ODX for Massive Data Migration
Massive data migration, involving the transfer of large datasets like databases, spreadsheets, and documents to a new system, is a prime use case for ODX. This migration often occurs during storage system upgrades, database engine changes, or application/business process evolutions. ODX streamlines data migration from legacy to new storage systems, provided the new system’s copy manager can also manage the legacy storage.
- In this scenario, one server hosts the legacy storage, and another hosts the new storage. Both servers share their respective LUNs with a data migration application client via SMB.
- Both the legacy and new storage systems are managed by a common copy manager within a SAN.
- The data migration application client initiates offload read requests to the source (legacy) LUN to obtain tokens and then uses these tokens to issue offload write requests to the destination (new) LUN. The copy manager efficiently migrates the data between the two storage systems, even if they are geographically separated.
- Massive data migration using ODX can also be performed within a single server environment.
Host-Controlled Data Transfer in Tiered Storage
Tiered storage architectures categorize data across different storage media types to optimize cost, performance, and capacity utilization. Data is categorized based on protection needs, performance requirements, usage frequency, and other factors.

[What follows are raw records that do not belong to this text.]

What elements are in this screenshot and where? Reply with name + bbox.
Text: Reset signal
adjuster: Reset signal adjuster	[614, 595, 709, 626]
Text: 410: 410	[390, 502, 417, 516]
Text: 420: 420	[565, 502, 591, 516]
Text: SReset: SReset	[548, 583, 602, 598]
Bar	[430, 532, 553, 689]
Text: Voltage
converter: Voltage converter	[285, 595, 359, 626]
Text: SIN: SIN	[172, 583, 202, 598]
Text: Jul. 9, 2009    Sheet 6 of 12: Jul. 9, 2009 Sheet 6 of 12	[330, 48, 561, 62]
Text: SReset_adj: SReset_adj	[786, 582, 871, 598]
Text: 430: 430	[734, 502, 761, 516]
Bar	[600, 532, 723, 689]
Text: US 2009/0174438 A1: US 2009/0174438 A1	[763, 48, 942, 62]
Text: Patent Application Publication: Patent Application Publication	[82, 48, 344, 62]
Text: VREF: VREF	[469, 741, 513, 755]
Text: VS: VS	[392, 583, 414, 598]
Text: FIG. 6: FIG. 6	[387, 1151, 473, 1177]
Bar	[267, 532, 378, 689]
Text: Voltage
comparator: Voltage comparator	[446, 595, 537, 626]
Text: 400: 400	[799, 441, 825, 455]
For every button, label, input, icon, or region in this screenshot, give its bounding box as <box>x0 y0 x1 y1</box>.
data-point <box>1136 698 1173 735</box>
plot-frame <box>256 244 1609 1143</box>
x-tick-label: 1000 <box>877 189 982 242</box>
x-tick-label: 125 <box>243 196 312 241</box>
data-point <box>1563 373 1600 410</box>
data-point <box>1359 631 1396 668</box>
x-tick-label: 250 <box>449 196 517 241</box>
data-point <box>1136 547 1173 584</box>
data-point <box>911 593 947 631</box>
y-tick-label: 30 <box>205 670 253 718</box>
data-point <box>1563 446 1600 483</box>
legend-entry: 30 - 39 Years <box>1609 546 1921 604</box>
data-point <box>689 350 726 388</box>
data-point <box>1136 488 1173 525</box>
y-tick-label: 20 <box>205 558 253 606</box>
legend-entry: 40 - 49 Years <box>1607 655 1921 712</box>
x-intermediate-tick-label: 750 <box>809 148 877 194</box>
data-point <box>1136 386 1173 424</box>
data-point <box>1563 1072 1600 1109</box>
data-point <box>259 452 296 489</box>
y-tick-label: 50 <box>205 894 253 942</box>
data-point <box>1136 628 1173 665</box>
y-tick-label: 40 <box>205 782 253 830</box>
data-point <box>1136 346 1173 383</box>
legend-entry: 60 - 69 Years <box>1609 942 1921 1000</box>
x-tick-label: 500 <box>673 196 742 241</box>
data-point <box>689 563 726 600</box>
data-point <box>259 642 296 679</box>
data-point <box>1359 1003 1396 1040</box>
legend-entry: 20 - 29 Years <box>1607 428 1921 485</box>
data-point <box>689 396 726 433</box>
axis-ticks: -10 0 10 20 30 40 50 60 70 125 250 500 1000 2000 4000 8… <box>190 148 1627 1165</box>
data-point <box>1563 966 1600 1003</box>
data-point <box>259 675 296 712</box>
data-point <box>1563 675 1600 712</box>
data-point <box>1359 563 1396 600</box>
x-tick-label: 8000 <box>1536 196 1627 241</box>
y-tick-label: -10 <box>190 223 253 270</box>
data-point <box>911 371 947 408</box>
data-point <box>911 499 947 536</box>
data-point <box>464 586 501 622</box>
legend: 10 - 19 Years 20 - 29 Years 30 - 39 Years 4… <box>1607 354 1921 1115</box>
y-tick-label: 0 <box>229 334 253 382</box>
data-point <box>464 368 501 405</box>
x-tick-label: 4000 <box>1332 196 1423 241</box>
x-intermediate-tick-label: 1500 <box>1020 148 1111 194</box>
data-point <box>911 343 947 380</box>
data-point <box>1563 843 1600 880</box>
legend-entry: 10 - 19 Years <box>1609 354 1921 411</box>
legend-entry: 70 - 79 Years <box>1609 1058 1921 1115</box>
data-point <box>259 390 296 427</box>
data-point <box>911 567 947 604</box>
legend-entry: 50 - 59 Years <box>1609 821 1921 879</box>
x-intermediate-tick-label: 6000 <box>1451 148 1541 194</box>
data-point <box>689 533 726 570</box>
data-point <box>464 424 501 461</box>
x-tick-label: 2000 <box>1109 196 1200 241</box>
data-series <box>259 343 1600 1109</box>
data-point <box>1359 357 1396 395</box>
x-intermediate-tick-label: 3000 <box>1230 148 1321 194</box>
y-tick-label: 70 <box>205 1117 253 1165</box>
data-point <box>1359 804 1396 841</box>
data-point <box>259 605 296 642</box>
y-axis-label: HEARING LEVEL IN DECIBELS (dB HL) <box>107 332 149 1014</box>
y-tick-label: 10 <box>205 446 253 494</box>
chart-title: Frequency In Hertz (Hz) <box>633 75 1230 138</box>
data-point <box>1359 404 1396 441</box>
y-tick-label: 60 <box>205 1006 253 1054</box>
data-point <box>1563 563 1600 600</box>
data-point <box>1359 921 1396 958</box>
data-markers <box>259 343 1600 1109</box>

ODX plays a crucial role in enabling host-controlled data migration within tiered storage environments. Consider a two-tiered storage example:
- The server hosts the tiered storage system. Tier 1 storage acts as the source LUN, and Tier 2 storage serves as the destination LUN.
- A single copy manager manages all storage tiers.
- The data migration application on the server issues offload read requests to the Tier 1 LUN, obtains tokens, and then issues offload write requests with these tokens to the Tier 2 LUN. The copy manager manages the data movement between the different storage tiers.
- After migration, the application can delete the data from the Tier 1 storage, reclaiming valuable high-performance storage space.
By understanding and implementing Windows ODX, organizations can significantly enhance their data management efficiency, reduce server load, and accelerate critical data operations across diverse storage environments.